2.3.8 Faktor Penyakit Akibat Kerja Penjahit
Faktor resiko penyakit akibat kerja pada penjahit adalah faktor
antropometri individu, faktor pekerjaan, faktor kursi kerja dan desain kerja.
28
1. Faktor antropometri individu
Antopometri berasal dari kata anthropos yang artinya tubuh dan metros
artinya ukuran. Jadi antropometri adalah cabang ilmu ergonomi yang berkaitan
pengukuran dimensi dan karakteristik tubuh manusia seperti volume, titik berat
dan masa tubuh. Antropometri dapat digunakan dalam perencanaan suatu
sitem kerja dengan sasaran yaitu sistem kerja yang efektif, aman, sehat, nyaman
dan efisien (Ahmad & Sukania, 2017)
Pada umumnya manusia memiliki karakteristik tubuh yang berbeda-beda,
perbedaan tersebut dipengaruhi oleh beberapa faktor diantaranya yaitu jenis
kelamin, usia, suku bangsa, jenis pekerjaan, pakaian, faktor kehamilan pada
wanita, dan cacat tubuh secara fisik. Masyarakat Indonesia memiliki
kecenderungan antropometri seperti masyarakat asia kebanyakan yaitu postur
tubuh lebih kecil dibantdingkan dengan masyarakat Eropa maupun Amerika.
2. Faktor pekerjaan
Faktor pekerjaan merupakan salah satu faktor yang mempengaruhi
terjadinya PAK pada penjahit.
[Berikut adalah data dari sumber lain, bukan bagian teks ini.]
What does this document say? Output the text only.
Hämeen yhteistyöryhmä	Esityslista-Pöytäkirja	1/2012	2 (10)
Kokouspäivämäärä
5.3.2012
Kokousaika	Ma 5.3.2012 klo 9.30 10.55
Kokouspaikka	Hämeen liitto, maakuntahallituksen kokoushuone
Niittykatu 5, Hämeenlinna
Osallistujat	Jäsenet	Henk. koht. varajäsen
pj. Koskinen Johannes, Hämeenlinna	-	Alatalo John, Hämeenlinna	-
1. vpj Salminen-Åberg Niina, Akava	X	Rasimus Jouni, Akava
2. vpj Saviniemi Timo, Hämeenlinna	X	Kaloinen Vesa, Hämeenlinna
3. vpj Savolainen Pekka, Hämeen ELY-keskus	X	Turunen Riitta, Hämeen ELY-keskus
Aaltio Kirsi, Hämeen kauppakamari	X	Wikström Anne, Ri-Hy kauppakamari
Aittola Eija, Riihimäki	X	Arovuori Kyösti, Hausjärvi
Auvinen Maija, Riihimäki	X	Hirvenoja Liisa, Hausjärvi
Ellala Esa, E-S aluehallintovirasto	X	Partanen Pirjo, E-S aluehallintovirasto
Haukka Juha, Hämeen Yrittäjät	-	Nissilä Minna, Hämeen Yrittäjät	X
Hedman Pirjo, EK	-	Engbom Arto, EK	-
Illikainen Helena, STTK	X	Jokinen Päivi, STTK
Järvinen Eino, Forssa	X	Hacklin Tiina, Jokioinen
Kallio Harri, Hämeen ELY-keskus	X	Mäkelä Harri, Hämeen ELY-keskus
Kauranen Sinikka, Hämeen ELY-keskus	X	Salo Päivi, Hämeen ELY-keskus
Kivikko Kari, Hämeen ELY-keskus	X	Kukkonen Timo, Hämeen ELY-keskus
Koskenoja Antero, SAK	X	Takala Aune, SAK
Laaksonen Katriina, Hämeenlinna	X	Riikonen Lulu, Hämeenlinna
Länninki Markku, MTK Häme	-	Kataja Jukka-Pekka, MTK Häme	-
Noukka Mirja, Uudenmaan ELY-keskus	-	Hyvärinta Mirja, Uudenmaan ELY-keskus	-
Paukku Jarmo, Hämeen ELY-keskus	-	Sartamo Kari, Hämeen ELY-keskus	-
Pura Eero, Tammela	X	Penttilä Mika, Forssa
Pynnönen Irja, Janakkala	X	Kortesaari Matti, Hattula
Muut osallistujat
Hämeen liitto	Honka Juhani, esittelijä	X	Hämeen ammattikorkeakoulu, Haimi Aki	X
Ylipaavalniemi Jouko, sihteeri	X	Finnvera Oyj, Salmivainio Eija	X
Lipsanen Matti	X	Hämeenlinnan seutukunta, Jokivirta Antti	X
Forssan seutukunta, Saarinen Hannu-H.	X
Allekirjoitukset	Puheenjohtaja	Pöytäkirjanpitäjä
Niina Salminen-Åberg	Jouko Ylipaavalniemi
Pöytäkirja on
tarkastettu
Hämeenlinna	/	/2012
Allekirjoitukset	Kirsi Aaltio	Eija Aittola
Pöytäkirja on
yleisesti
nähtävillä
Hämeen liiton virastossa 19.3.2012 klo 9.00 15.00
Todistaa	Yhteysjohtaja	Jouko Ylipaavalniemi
Jumlah hari dan waktu kerja yang berlebihan
dapat menimbulkan kelelahan pada penjahit. Pekerjaan yang lebih dari 10 jam
perhari menyebabkan terjadinya penurunan dalam total prestasi dan
menurunnya kecepattan kerja karena kelelahan (Umyati, 2010). Untuk itu pelu
dilakukan pengaturan yang sesuai dengan UU No.13 Tahun 2003 yang
mewajibkan setiap pengusaha untuk melaksanakan ketentuan jam kerja ini
mengatur 2 sistem yaitu 7 jam kerja dalam 1 atau 40 jam kerja dalam satu
minggu atau 8 jam kerja dalam 1 hari atau 40 jam kerja dalam 1 minggu untuk
5 hari kerja dalam 1 minggu.
29
3. Faktor kursi kerja
Kursi yang ergonomi adalah kursi yang dapat di atur agar sesuai dengan
kondisi badan baik tinggi maupun sandaranya. Kursi yang ergonomi akan
membuat bagian belakan tubuh seseorang mersakan rileks sebab terdapat
sandaran untuk menopang tubuh bagian belakang (Saputri & Djunaidi, 2013).
Penggunaan kursi kerja yang tidak ergonomi akan menyebabkan keluhan nyeri
pada punggu bagian belakang. Untuk mengurangi timbulnya NBP maka harus
diberikan kursi kerja yang ergonomi atau sesuai dengan desain antropometri
pekerja (Astutik & Sugiharto, 2015). Kursi kerja yang baik dapat memberikan
postur dan sirkulasi yang baik dan akan membantu menghindari
ketidaknyamanan pada penjahi.
4. faktor desain kerja
Desain kerja yang tidak sesuai dengan dengan antropometri tubuh dapat
menyebabkan terjadinya postur janggal saat bekerja. Tinggi meja jahit sebaiknya
sejajar dengan tinggi siku, pinggiran meja jahit tidak boleh terdapat suduk yang
lancip karena akan menekan lengan bagian bawah dan pergelangan tangan
sehingga menyebabkan aliran darah tersumbat (Saputri & Djunaidi, 2013).
Pencahayaan yang cukup agar mata dapat dengan jelas tanpa harus menunduk
saat fokus bekerja. Penerangan yang kurang di tempat kerja dapat
menimbulkan gangguan dan penglihatan pada mata, sehingga dapat
menyebabkan kelelahan pada mata yanga akan mengakibatkan berkurangnya
daya dan efisiensi kerja, kelelahan mental, keluhan pegal dan skit kepala di
sekitar area mata, kerusakan indra mata dan lainnya (Jasna & Dahlan, 2019).